Все больше свидетельств указывает на важность роли окситоцина и вазопрессина в создании человеческих пар и воспитании детей. Окситоцин – это пептидный гормон, который вырабатывается в гипоталамусе и поступает в кровоток из задней доли гипофиза. Окситоцин регулирует выработку молока у матерей в ответ на сосание груди. Кроме того, этот гормон подкрепляет позитивное социальное взаимодействие, усиливая ощущения расслабленности и доверия, эмпатию и альтруистические чувства. Сарина Родригес из Университета штата Орегон обнаружила, что генетические вариации детерминант выработки окситоцина сказываются на эмпатическом поведении: людям с более низким уровнем гормона в мозге труднее “читать” лица и сострадать25 .
Другое исследование показало, что окситоцин может влиять на социальное познание26. Ингаляции этого гормона, судя по всему, притупляют нашу реакцию на пугающие стимулы и содействуют позитивному общению. В редких случаях вдыхание окситоцина через нос даже улучшало социальные навыки аутичных людей. И наконец, окситоцин повышает уровень доверия и готовность идти на риск, без которых невозможно представить дружбу, любовь и создание семьи.
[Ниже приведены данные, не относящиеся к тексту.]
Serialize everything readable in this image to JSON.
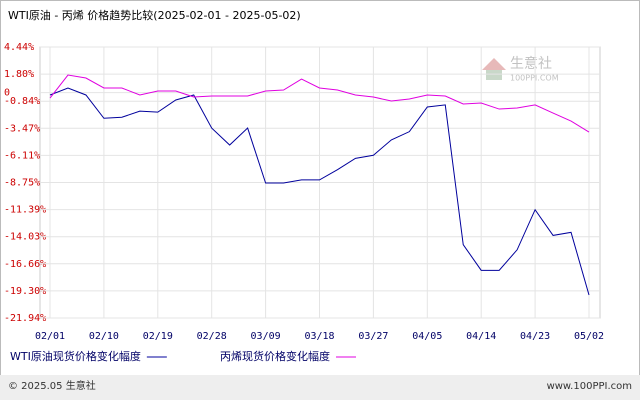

Как показывают упомянутые исследования, социальное поведение людей и животных во многом определяют одни и те же гормоны, а следовательно, одни и те же гены. Тогда можно предположить, что мутации этих генов способствуют развитию расстройств аутистического спектра. И, значит, можно изучать биологическую основу аутизма, создавая животные модели этой болезни. Так, Дэвид Салцер из Калифорнийского университета в Лос-Анджелесе вместе с коллегами обнаружил средство[30], которое в мышиных моделях аутизма восстанавливает нормальный синаптический прунинг и тем самым корректирует аутичное поведение22. Очевидно, что генетическими исследованиями и животных, и людей невозможно пренебрегать, если мы хотим разобраться в поломках столь сложной системы, как наш социальный мозг.
Заглядывая в будущее
Еще совсем недавно ученые блуждали во тьме незнания относительно генетики аутизма, но теперь у них в руках инструменты, позволяющие двигаться вперед мощными рывками. В последние годы появились новые технологии – например, быстрое и относительно недорогое полногеномное секвенирование[31], – благодаря которым удастся выявить больше генов, играющих принципиальную роль в развитии аутизма.